(For selected articles translated in English language, click here)


"Yugoslavya yazıları" nedir? Buraya tıklayınız.



24 Aralık 2015 Perşembe

BALKANLARI ANLAMAK 1: BALKANLARI NEDEN ANLAMALI?

(Yazının orijinali 11 Şubat 2012 tarihinde yayınlanmıştır)

SoL Portal’da “Yugoslavya Yazıları”nı yayınlanmaya başlayalı tam bir sene oldu. 12 Şubat 2010 tarihînde “Neden Yugoslavya Yazıları” başlıklı yazıyla başlayan süreçte on sekiz Yugoslavya yazısı SoL okurlarıyla buluştu. İki haftada bir Cumartesi günleri bu köşede yer alan Yugoslavya Yazıları kimi zaman aksamalara uğradıysa da, bir şekilde bir senedir SoL okuyucularına eski Yugoslavya’ya farklı bir bakış açısıyla bakmalarını sağlayacak bir kaynak oluşturmaya çalıştı. Dahası, ulusal ya da uluslararası haber ajanslarının sayfalarına “düşmeyen”, dolaysız olarak Balkan kaynaklarından elde edilen haberlerle SoL okuyucularını buluşturma uğraşımız da sanırım farkedilmiştir.

Bu uğraşı devam edecek.

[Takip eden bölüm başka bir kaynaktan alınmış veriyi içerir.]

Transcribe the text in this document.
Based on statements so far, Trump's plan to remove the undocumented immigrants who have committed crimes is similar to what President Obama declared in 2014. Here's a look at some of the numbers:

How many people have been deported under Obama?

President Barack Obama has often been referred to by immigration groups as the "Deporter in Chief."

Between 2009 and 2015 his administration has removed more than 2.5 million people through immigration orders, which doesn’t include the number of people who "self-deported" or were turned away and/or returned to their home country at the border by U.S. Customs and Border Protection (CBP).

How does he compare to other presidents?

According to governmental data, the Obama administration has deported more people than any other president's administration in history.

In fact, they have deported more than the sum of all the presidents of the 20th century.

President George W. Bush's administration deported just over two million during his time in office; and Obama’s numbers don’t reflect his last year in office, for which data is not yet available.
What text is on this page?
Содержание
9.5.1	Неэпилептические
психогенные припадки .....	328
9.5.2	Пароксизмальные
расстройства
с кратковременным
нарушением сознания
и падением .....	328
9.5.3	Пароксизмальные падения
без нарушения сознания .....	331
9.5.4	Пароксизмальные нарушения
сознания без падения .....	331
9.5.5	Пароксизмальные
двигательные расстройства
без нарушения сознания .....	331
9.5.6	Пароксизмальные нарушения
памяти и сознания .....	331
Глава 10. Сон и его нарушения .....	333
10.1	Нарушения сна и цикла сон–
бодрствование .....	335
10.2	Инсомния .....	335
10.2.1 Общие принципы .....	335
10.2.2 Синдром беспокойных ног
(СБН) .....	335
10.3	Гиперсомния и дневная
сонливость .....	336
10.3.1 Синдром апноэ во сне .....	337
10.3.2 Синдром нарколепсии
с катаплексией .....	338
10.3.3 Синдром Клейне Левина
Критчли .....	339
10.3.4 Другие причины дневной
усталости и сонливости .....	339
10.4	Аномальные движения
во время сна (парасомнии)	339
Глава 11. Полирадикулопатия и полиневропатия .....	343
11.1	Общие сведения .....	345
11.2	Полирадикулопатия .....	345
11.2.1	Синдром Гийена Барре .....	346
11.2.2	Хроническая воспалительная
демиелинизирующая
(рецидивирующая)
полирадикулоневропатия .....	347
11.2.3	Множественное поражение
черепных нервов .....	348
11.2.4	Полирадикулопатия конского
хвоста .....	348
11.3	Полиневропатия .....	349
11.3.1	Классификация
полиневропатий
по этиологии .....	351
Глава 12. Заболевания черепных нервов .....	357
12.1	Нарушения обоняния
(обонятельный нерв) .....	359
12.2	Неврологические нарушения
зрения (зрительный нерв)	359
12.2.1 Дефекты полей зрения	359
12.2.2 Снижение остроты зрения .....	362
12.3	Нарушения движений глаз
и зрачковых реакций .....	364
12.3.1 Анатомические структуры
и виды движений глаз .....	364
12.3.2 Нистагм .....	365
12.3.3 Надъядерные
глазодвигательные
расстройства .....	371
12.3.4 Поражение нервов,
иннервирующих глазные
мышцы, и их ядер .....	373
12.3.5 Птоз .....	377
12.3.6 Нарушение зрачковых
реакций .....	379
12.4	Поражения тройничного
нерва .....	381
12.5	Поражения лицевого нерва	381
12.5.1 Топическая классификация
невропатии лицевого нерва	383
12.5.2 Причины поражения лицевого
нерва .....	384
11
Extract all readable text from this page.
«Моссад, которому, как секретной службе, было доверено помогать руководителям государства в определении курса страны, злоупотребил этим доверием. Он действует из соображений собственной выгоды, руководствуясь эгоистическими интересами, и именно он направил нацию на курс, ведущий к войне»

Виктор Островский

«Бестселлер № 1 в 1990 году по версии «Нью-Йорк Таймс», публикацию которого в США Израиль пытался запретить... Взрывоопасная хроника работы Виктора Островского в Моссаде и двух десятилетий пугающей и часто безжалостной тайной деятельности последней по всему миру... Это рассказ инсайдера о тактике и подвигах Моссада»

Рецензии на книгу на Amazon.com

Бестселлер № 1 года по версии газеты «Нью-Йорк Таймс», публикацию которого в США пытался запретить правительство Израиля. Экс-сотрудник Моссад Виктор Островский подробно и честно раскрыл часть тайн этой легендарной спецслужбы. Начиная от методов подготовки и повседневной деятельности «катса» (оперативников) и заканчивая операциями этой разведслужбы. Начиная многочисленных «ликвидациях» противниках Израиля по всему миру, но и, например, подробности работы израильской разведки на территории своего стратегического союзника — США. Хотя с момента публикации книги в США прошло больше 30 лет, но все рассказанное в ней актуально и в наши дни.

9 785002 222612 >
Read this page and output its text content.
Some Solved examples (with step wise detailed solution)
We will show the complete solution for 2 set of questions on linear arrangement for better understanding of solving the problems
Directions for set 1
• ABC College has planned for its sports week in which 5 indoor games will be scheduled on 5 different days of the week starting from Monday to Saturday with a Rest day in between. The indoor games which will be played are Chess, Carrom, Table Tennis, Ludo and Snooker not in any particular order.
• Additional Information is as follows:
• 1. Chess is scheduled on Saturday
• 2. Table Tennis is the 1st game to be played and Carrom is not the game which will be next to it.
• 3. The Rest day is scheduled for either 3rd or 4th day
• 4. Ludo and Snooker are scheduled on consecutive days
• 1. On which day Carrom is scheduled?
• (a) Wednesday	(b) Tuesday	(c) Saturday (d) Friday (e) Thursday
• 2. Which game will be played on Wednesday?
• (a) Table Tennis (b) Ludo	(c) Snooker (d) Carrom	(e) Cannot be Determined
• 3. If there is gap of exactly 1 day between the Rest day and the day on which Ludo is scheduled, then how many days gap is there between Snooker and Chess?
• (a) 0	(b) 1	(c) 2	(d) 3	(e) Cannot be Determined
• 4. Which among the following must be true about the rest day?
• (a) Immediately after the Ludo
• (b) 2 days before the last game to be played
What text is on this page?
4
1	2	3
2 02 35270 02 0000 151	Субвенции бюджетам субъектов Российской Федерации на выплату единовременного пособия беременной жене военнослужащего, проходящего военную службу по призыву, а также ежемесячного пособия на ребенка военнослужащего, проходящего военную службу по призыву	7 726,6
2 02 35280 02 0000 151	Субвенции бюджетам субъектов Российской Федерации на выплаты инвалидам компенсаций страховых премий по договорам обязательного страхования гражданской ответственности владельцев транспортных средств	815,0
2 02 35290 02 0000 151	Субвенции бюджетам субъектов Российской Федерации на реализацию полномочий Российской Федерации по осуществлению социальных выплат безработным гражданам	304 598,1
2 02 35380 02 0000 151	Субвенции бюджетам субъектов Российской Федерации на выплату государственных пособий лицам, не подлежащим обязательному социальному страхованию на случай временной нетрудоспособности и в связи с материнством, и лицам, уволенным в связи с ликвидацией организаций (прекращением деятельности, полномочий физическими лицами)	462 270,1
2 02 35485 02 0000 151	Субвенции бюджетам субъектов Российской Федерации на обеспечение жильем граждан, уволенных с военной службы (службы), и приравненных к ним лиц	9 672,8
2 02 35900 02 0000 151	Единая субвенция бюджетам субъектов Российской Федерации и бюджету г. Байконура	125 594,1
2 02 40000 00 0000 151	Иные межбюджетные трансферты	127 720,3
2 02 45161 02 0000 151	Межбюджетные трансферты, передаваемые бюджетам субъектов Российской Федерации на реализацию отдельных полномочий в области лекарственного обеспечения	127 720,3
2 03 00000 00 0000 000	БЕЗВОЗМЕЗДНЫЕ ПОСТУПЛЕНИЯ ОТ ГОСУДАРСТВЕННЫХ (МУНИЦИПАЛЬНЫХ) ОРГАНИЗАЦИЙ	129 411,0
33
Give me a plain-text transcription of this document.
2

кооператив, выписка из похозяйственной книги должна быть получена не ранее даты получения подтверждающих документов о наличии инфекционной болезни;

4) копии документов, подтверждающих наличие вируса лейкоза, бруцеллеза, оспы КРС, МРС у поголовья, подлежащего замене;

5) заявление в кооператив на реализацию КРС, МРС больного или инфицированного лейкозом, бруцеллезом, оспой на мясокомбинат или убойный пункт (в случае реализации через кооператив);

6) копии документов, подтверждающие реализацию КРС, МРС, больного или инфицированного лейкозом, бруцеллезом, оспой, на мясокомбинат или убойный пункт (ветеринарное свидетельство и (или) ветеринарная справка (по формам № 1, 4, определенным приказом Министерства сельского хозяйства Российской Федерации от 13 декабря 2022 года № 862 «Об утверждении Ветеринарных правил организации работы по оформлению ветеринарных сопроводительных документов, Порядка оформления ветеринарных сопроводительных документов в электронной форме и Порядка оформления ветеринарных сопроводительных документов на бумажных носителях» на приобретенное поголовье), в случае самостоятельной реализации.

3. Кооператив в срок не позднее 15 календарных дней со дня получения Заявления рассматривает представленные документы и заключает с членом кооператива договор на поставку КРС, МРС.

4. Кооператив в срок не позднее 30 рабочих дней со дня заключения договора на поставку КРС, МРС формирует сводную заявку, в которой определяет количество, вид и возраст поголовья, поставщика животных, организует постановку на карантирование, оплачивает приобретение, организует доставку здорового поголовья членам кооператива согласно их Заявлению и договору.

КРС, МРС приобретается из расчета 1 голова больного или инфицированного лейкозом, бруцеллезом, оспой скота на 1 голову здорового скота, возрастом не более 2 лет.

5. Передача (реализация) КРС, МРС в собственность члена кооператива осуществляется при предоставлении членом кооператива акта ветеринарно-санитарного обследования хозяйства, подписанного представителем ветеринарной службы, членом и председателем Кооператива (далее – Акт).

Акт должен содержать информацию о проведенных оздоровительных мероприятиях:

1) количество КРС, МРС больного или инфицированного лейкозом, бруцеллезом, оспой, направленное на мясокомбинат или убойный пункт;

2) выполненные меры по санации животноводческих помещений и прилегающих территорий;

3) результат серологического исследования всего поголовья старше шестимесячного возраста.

En büyük sıkıntımız okurlardan geri dönüşün olmaması. Yazı konularının belirlenmesinde okurların ilgi alanları, merak ettikleri, öğrenmek istedikleri, sordukları sorular önemli bir belirleyicidir. “Yugoslavya Yazıları” için okurdan gelen geri dönüşlerin yetersiz olduğunu söyleyebiliriz. Bir şekilde buraya yazılacak konular tamamıyla ya gündem tarafından, ya da yazarın keyfince belirlenmektedir.

Önümüzdeki üç yazıyı “Balkanlar’ı Anlamak”a ayırdık. Dünyanın siyasî ve kültürel olarak eşsiz coğrafyalarından biri olan Balkanlar’ı anlamak, daha doğrusu anlamlandırmak bizim için önemli bir sorun. “Biz” derken üç özneyi kastediyoruz: Genel anlamıyla Marksistleri, daha dar anlamıyla Balkanlı sosyalistleri ve en özel anlamıyla Türkiyeli solcuları. Balkanlar’ı anlamak, kuşkusuz üç ayrı yazıda çözümlenebilecek bir sorun değil. Bu üç yazının “Balkanlar’ı Anlamaya Giriş” olarak düşünülmesi gerekir. Bazı konular hakkında ipuçlarının verildiği üç yazı olarak düşünülmesi gerekir.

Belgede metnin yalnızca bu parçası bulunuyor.